Before you do that, stop, look yourself in the mirror and, as Michael Jackson would say, make that change.
Comfort is so often the enemy of progress. It keeps you from exploring talents that haven’t been tapped or building existing strengths that can be used to go to the next level. At the same time, comfort creates a vacuum of sorts that nature, being what it is, will always abhor. Becoming uncomfortable is the way your mind and body tells you to become better in every aspect of your life.

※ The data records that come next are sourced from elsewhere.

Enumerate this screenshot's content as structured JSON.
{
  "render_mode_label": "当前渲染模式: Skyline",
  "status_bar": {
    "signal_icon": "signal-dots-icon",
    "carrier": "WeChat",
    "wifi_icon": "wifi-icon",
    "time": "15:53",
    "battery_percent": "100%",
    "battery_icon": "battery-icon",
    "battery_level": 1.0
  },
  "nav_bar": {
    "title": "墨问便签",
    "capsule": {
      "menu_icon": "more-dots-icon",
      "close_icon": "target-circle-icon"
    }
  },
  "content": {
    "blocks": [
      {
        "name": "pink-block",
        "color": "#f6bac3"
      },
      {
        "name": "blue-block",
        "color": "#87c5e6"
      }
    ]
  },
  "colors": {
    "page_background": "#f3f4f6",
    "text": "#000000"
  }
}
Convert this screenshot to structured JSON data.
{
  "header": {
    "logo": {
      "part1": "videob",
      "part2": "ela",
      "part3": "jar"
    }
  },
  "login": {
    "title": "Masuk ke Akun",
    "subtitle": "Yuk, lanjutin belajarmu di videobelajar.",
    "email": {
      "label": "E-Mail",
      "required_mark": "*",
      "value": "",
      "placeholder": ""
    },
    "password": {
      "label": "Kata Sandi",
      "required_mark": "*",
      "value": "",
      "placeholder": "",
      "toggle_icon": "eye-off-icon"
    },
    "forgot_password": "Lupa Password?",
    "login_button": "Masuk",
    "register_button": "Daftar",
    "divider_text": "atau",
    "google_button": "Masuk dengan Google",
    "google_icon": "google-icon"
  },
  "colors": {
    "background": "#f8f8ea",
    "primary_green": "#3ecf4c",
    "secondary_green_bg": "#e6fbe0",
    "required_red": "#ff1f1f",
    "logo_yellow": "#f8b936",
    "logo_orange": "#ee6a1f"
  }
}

Accepting the uncomfortable starts with applying Jobs’s famed adage that “you can only connect [the dots] looking backward.” Often, it means looking at your past successes, as well as previous episodes of adversity. See how they can help you tackle the challenges and opportunities ahead.
Rethink how you do your work
Over the past four years, Nike’s Breaking2 project has focused on breaking one of the greatest endurance and speed challenges in sports: Completing a marathon – 26.2 miles of running under grueling conditions – in under two hours. While Breaking2 didn’t succeed in its initial goal, it paved the way for a wave of recent success in marathon running.
Olympian Eliud Kipchoge, one of the three runners who participated in the effort, set a new world record last September by finishing the Berlin Marathon in two hours, one minute and 39 seconds – a full minute faster than the previous record set at the same event four years earlier. Another, Lelisa Desisa won this year’s New York City Marathon (and come close to beating the seven-year-old men’s record).
Nike and its runners couldn’t come close to breaking what some call the greatest feat in running not involving Roger Bannister or Usain Bolt without breaking with existing training methods and shoe design. Instead of focusing on developing a lightweight shoe, Nike came up with VaporFly, a specially shaped sneaker that features a combination of foam normally reserved for insulating airplanes and carbon fiber that positions the runners as if they are going downhill. Not only did it help Kipchoge and others run faster, it helped Nike develop its wildly successful VaporMax line.
After a series of experiments in wind tunnels, Nike developed a special formation that blocks headwinds (a key culprit for why no one has broken the two hour mark) and greatly increased a runner’s speed. By carefully monitoring how runners paced a half-marathon within 60 minutes (as well as checking the amount of acid their muscles produced during races), Nike helped the marathon runners improve their running styles, diet regimes, and overall performance.
Better is not enough
What Nike shows is that doing the same thing but better isn’t enough to achieve any breakthrough. You also need smarter.
As music performance psychologist Noa Kageyama observes, the problem with doing exactly what you have always done is that it isn’t deliberate enough to improve your work. You become so used to doing the same thing that you can’t see the roots of your shortcomings.
Unless you specifically look for mistakes and figure out ways to address them, all that practice does is help you make the same errors over and over again. That can’t be overcome unless you do something fresh and unfamiliar, pushing you into your discomfort zone.
What this all means is you probably need to practice something new to get to the next level. You can start small by taking on new routines and habits that can reveal areas for improvement. Doing something as new and novel as, say, taking on a new exercise routine or developing a new workflow can reveal shortcomings that can be addressed over time.
And as you pull apart your old routine and put together a newer, better one, don’t be hasty. Experiment, prod, tinker, challenge, read, see what works and what doesn’t. Come out of those blocks and think your way to the finish line.